Sunday, September 27, 2015

Incapable of Love

Disclaimer: I'm not married. And I've dated a few people. And I have been considering the option of an arranged marriage. And I have a lot of friends who fall into almost every case mentioned below. So judge now, and then continue reading.

We want lightening internet, faster food, quicker results and prompt service. We are aware that there is so much to do that we haven't done, and we're aware of the short 24 hours that we have. Our spoilt habits of instant gratification, multi-tasking and growing ambitions keeps us dissatisfied and always hungry for more; applicable not just to our daily tasks but to our relationships as well.

While the world is crazy about dating and finding 'love', the number of people opting for arranged marriages is also increasing, evidenced by the fact that the matrimonial match-making business is increasingly thriving. Contradiction alert! I read an article recently: 10 Reasons why this generation is losing the ability to be in love.

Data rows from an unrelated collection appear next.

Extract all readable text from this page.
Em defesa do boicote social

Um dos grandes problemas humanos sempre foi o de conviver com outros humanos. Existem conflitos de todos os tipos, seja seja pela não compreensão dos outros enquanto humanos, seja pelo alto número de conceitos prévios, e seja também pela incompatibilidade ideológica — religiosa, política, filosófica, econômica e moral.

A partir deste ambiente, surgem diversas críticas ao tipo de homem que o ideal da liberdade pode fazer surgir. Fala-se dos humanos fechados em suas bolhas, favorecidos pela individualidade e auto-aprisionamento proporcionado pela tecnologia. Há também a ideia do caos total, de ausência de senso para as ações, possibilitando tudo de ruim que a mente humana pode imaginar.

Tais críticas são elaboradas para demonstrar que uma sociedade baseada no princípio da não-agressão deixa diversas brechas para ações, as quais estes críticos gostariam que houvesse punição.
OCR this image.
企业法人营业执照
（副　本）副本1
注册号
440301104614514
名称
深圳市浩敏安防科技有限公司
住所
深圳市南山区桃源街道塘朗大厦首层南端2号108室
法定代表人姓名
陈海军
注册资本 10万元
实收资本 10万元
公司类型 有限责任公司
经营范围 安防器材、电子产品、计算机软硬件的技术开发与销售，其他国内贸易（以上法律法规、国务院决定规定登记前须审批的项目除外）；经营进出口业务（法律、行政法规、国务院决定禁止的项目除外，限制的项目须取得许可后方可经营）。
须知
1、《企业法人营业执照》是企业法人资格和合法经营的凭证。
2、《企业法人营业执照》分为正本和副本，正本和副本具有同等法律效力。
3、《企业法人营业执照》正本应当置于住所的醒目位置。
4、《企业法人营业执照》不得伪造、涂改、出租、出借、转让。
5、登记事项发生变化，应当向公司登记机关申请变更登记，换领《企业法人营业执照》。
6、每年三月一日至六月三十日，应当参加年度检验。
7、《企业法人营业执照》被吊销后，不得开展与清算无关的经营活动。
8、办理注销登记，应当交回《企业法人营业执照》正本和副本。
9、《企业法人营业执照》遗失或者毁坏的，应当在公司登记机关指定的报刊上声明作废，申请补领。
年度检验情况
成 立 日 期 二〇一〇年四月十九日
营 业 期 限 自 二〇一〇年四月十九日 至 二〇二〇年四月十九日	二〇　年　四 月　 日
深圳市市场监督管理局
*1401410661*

  1. We care more about instant gratification than we do anything else.
  2. We've built a culture driven by drugs and booze.
  3. We sleep around – a lot!
  4. We're becoming even more egocentric.
  5. We date for the sake of dating.
  6. We aren't fans of making compromises.
  7. We believe in fairytale endings.
  8. We've been fooled into believing perfection is attainable.
  9. We're goal driven, but often forget to include our partners in the mix.
  10. Most of us are really bad at loving.

So, in a nutshell, we can't find love because we're looking for the perfect person without making the investment of time and compromises. Hence we fall back on the option of arranged marriages so that we don't have to die alone. But if we're not willing to make compromises with love, why would we be willing to make compromises with a married partner? The answer is that we probably won't! The excitement and butterflies-in-my-tummy feeling always dies out eventually. The difference is whether it will die out while you're still dating someone or once you are married to someone. In some magical circumstances, even after the initial charm has worn out, the bond still exists. In case of dating, if the families agree, they'd get married. In case of marriages, well, the families have already agreed. So everything is hunky-dory. But what about all the other cases when the charm has died out and there's no bond in sight?

We're looking at a lot of break ups and increasing number of divorces. Break up in a span of months. And divorces in under 5 years (only because you have to try to make the marriage work owing to social obligations). You have 'just friends', 'friends with benefits', 'friends after breaking up', 'just dating not serious', 'in a relationship on Facebook but haven't said I love you', and 'about to call it off' as though it was a spontaneous holiday you've decided against because you're too sleepy that morning. Then you have 'trial separations', 'distance marriages', 'open marriages', 'annulments' and 'divorces'.

In the next decade , there are going to be a lot of 25-37 year olds bouncing around looking for stability wondering where they went wrong; some already with kids and some paying alimony; and some who's dating record will resemble Phoebe's and some with 3 divorces under their belts like Ross. Some like Charlotte saying "I've been dating since I was fifteen. I'm exhausted. Where is he?" And some like Barney who'll finally realize that he wants what Marshall and Lily have.


But like every situation, this has it's pros and cons. You know how after a bad break-up, all you want is your friends and family to fall back on? How they're always there for you despite watching you make the same mistake over and over? How they're fed up of you being stupid but love you for and despite all of it? Every messed up relationship only takes you closer to them. And there's nothing that a " 'I love you guys!', and 'Awww, we love you too!' after a few tequila shots" or a " 'Thanks a being there man' and 'Yeah, whatever.' after a few beers" doesn't solve.